So I picked up this little gem of a project a few days ago:
Yes, indeedy. It is one of those prefab gingerbread house kits, the kind of which I have avoided for most of Aura’s childhood, simply because I couldn’t put up with what I knew would be Adam’s protestations: “A pre-made gingerbread house? That’s ridiculous! Do you know how easy gingerbread is to make? Then you just cool it and cut it and whip up some royal icing and blah blah blah and blah blah blah and I’m making that superior face I know you hate but it’s like I can’t keep from doing it because I watch too much Bobby Flay.”
The thing is, I’m a big one for from-scratch baking (despite the fact that I detest cooking-cooking and shall detest it for all eternity). But who are we kidding? When am I going to have the time to bake and precisely measure gingerbread walls and roof shingles? As I explained to Adam, I suppose I could have tried to fit it in between CHURNING BUTTER and GROWING MY OWN COTTON FOR PETTICOATS, but life is short.

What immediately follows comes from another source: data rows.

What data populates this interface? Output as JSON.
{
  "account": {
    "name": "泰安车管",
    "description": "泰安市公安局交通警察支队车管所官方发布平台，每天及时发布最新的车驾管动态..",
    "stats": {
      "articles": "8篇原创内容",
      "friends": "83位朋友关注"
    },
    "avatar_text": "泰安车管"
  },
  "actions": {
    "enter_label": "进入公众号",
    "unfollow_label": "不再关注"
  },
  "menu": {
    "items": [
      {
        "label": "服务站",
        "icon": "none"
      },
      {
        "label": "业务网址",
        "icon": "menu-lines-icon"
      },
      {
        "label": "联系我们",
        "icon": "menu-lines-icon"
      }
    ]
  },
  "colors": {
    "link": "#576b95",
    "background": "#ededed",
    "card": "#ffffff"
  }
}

Plus, when you make your own gingerbread, I bet you don’t get that subtle taste of…let’s see…sodium benzoate. And you completely miss out on FD&C Yellow #5.
Also, mixing up a batch of homemade icing in the KitchenAid would have deprived Aura of the chance to…let me take another look at the instructions…ah, yes. She wouldn’t have been able to Knead Icing Fervently Until Proper Consistency. That fervent kneading got me three full minutes of laundry folding. I am throwing my full support behind fervent kneading of all sorts. I’m suddenly very equal-opportunity on the fervent kneading.
Of course, the Littlest Pet Shop pets had to watch. As they do most things in this house. Say, when you’re stepping buck-naked out of the shower. Or perhaps when you are waking up from a relaxing night’s sleep to OHMYGOD THAT DIM-LOOKING BUNNY WITH THE WEIRD FLOPPY EARS AND INAPPROPRIATE BOWTIE IS ONE INCH FROM MY FACE.
Even with the voyeurism, I’d say the gingerbread house was a success. Granted, it did highlight the fact that someone around here is in desperate need of a good old-fashioned anatomy lesson (starting with pointers on how most faces have two eyes), but for $9.99, it makes a pretty good table centerpiece.
Or it would, if someone would stop eating bits of the centerpiece. I tell you, it’s as if my agonized wails of “NOT THE RED #6 ADDITIVE CHIMNEY DECORATION!” simply fall on deaf ears.
So, question for you: How quickly do these suckers go to mold? Because I’m starting to have serious doubts about that door knocker.